Under these old accords, U.S. personnel have already been frequently present at the seven bases listed in the DCA, as well as several others. The difference is that today, there is no “free entry”: each U.S. deployment is subject to a series of Colombian government approvals that would be unnecessary under the DCA. It also means that construction of new facilities at the Palanquero airbase in Puerto Salgar, Cundinamarca – for which Congress appropriated $46 million in 2010 – cannot yet begin.
Note as of 16:00 PM: We've confirmed that U.S. military aircraft may still land at Palanquero as before, but such landings still require case-by-case Colombian government approval. For a list of planned construction to be funded by the $46 million, see the section beginning with page 217 of this PDF file from the U.S. Air Force.
The court’s decision means that implementation of the DCA may be delayed, and U.S. personnel in Colombia will continue to operate under the “old” agreements, for as much as a year. Even though Colombian President Juan Manuel Santos strongly favors the DCA, and even though roughly 80 percent of Colombia’s Congress is pro-Santos and likely to approve the DCA, the legislative process could take months. Opposition legislators will have a chance, for the first time in an official forum, to air their arguments against the agreement.

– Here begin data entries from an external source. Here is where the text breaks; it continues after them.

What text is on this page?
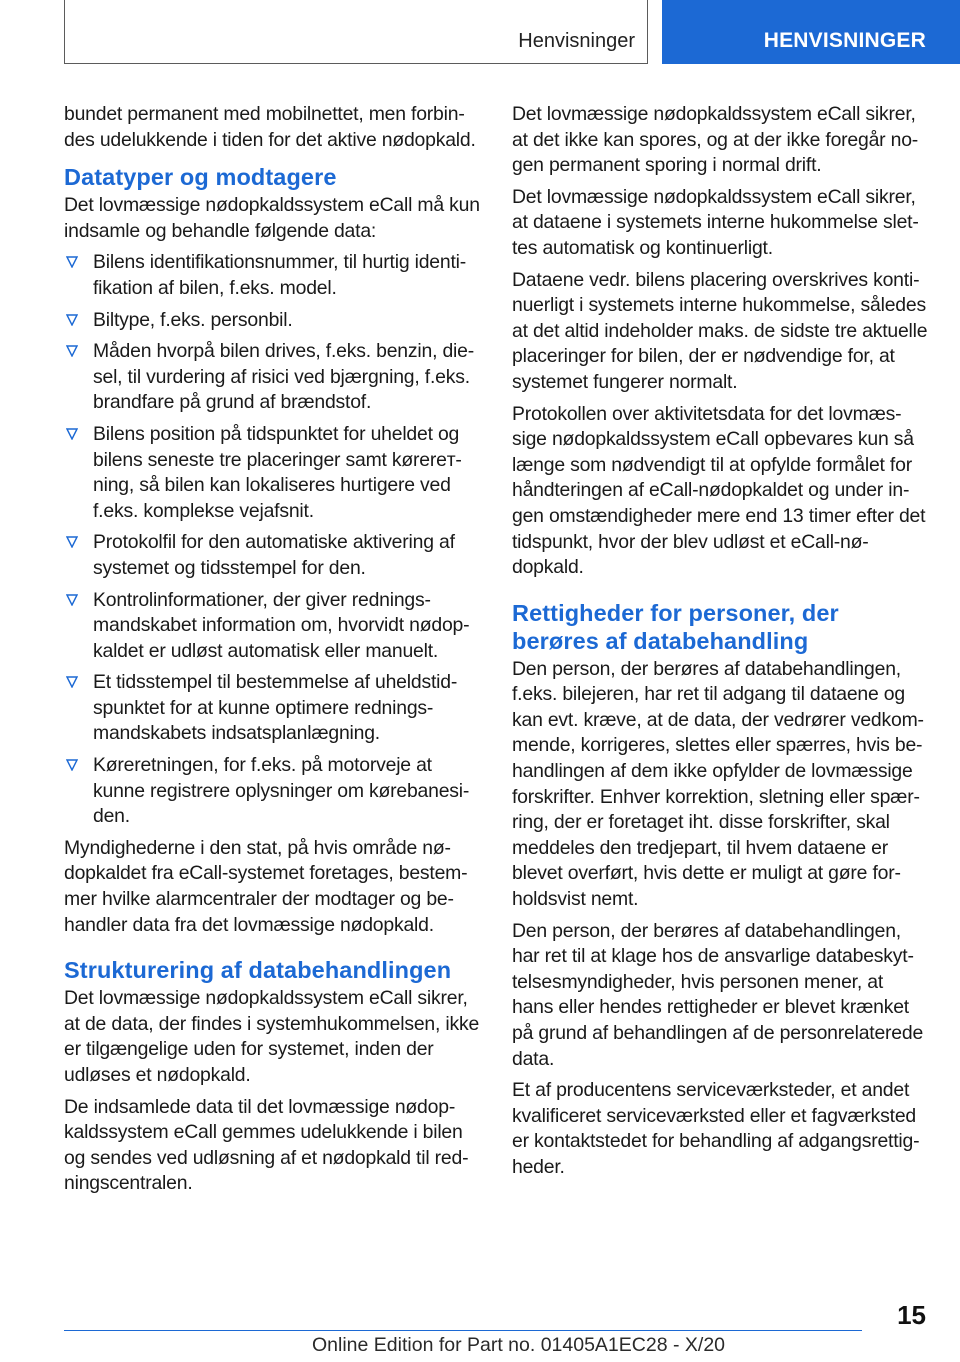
Henvisninger	HENVISNINGER

bundet permanent med mobilnettet, men forbindes udelukkende i tiden for det aktive nødopkald.

Datatyper og modtagere

Det lovmæssige nødopkaldssystem eCall må kun indsamle og behandle følgende data:

Bilens identifikationsnummer, til hurtig identifikation af bilen, f.eks. model.
Biltype, f.eks. personbil.
Måden hvorpå bilen drives, f.eks. benzin, diesel, til vurdering af risici ved bjærgning, f.eks. brandfare på grund af brændstof.
Bilens position på tidspunktet for uheldet og bilens seneste tre placeringer samt kørereтning, så bilen kan lokaliseres hurtigere ved f.eks. komplekse vejafsnit.
Protokolfil for den automatiske aktivering af systemet og tidsstempel for den.
Kontrolinformationer, der giver redningsmandskabet information om, hvorvidt nødopkaldet er udløst automatisk eller manuelt.
Et tidsstempel til bestemmelse af uheldstidspunktet for at kunne optimere redningsmandskabets indsatsplanlægning.
Køreretningen, for f.eks. på motorveje at kunne registrere oplysninger om kørebanesiden.

Myndighederne i den stat, på hvis område nødopkaldet fra eCall-systemet foretages, bestemmer hvilke alarmcentraler der modtager og behandler data fra det lovmæssige nødopkald.

Strukturering af databehandlingen

Det lovmæssige nødopkaldssystem eCall sikrer, at de data, der findes i systemhukommelsen, ikke er tilgængelige uden for systemet, inden der udløses et nødopkald.

De indsamlede data til det lovmæssige nødopkaldssystem eCall gemmes udelukkende i bilen og sendes ved udløsning af et nødopkald til redningscentralen.

Det lovmæssige nødopkaldssystem eCall sikrer, at det ikke kan spores, og at der ikke foregår nogen permanent sporing i normal drift.

Det lovmæssige nødopkaldssystem eCall sikrer, at dataene i systemets interne hukommelse slettes automatisk og kontinuerligt.

Dataene vedr. bilens placering overskrives kontinuerligt i systemets interne hukommelse, således at det altid indeholder maks. de sidste tre aktuelle placeringer for bilen, der er nødvendige for, at systemet fungerer normalt.

Protokollen over aktivitetsdata for det lovmæssige nødopkaldssystem eCall opbevares kun så længe som nødvendigt til at opfylde formålet for håndteringen af eCall-nødopkaldet og under ingen omstændigheder mere end 13 timer efter det tidspunkt, hvor der blev udløst et eCall-nødopkald.

Rettigheder for personer, der berøres af databehandling

Den person, der berøres af databehandlingen, f.eks. bilejeren, har ret til adgang til dataene og kan evt. kræve, at de data, der vedrører vedkommende, korrigeres, slettes eller spærres, hvis behandlingen af dem ikke opfylder de lovmæssige forskrifter. Enhver korrektion, sletning eller spærring, der er foretaget iht. disse forskrifter, skal meddeles den tredjepart, til hvem dataene er blevet overført, hvis dette er muligt at gøre forholdsvist nemt.

Den person, der berøres af databehandlingen, har ret til at klage hos de ansvarlige databeskyttelsesmyndigheder, hvis personen mener, at hans eller hendes rettigheder er blevet krænket på grund af behandlingen af de personrelaterede data.

Et af producentens serviceværksteder, et andet kvalificeret serviceværksted eller et fagværksted er kontaktstedet for behandling af adgangsrettigheder.

15
Online Edition for Part no. 01405A1EC28 - X/20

Once the Congress approves the agreement, it must then go back to the Constitutional Court for final approval. A leading opposition senator, Jorge Enrique Robledo of the leftist Polo Democrático, told the Colombian daily El Espectador that the court’s final approval is far from assured: “There is no article in the Constitution allowing foreign troops to be stationed in [as opposed to transiting through] national territory.”
In the United States, meanwhile, nothing changes. As a defense cooperation agreement and not a treaty, signing the Colombia accord is viewed as within the President’s powers as commander-in-chief of the armed forces. Congressional committees were notified about the accord, but were not required to approve it.
Update as of 16:00 PM: Gen. Freddy Padilla, the chief of Colombia's armed forces until August 7, made headlines in Colombia today by claiming that the Colombian court decision would force the U.S. Congress to consider the defense cooperation agreement as well. We have consulted with a responsible Defense Department official and confirmed that this is not accurate.